South Africa to Prevent Closure of a 134-Year-Old Sugar Giant with a 2 Million-Ton Milling Capacity

South Africa’s government has intervened in the ongoing problem at Tongaat Hulett, one of the country’s oldest and largest sugar producers, warning of potentially serious ramifications for jobs, farmers, and the sugar industry as a whole.

The 134-year-old sugar empire, which can mill 2 million metric tons per year and has operations in South Africa, Zimbabwe, Mozambique, and Eswatini, is facing preliminary liquidation.

While the Ministry of Trade and Industry cannot legally halt the process, it, like other stakeholders, can attend hearings to advocate against it, according to Reuters.

“The department, together with other organs of state, will oppose the liquidation of Tongaat Hulett and will continue to support all lawful efforts aimed at finding a viable and durable resolution,” said Trade and Industry Minister Parks Tau.

He described the company as a “systemically important player” in South Africa’s sugar value chain and expressed hope for its future stability and reform.

The situation dates back to 2022, when accounting discrepancies were uncovered, causing Vision Group, the company’s primary secured creditor, to launch a rescue operation.

That three-year effort has now failed, prompting Vision to seek interim liquidation to protect assets, maintain operational stability, and protect company-related livelihoods.

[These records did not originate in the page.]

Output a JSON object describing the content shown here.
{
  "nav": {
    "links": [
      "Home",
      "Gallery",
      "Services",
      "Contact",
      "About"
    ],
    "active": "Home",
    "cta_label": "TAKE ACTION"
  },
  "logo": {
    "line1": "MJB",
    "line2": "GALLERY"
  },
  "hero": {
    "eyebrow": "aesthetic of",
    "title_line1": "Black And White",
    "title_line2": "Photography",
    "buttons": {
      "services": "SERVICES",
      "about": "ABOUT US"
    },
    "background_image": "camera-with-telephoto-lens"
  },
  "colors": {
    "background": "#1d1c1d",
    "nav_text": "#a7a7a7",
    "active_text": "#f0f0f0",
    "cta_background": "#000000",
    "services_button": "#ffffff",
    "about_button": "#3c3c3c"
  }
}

The economic impact is significant. According to Vision, the cane-growing industry supports around 250,000 farmer and supplier employment in KwaZulu-Natal and Mpumalanga provinces, as well as 2,600 direct positions within the company.

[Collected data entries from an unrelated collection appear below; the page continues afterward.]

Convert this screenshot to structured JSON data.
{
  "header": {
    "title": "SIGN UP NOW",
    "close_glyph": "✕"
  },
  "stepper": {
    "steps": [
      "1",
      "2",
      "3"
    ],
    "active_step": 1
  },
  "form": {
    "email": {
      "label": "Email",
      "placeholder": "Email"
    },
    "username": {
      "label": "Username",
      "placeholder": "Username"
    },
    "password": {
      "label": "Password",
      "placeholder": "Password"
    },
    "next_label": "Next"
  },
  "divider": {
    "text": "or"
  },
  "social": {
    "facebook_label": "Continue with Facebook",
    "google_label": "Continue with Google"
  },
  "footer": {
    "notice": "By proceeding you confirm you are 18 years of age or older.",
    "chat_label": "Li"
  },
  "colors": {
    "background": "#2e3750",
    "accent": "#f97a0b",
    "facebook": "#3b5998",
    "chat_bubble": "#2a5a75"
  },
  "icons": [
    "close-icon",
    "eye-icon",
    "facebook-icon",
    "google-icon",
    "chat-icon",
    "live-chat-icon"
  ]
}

Rural communities reliant on sugar production face increasing uncertainty ahead of the preliminary liquidation hearing on February 27.

The action by South Africa’s trade ministry comes at a critical time, as the country faces bigger trade issues, such as conflicts with the United States and other global partners over market access and tariffs.

Ensuring the sustainability of a key domestic business, such as sugar, is part of a larger government plan to stabilize the economy, protect jobs, and maintain critical supply networks in the face of foreign pressure.

While the 134-year-old producer’s immediate future is uncertain, the government’s intervention emphasizes the importance of domestic industrial resilience in a complex international trading environment, which could have implications for agricultural sectors, export markets, and rural livelihoods.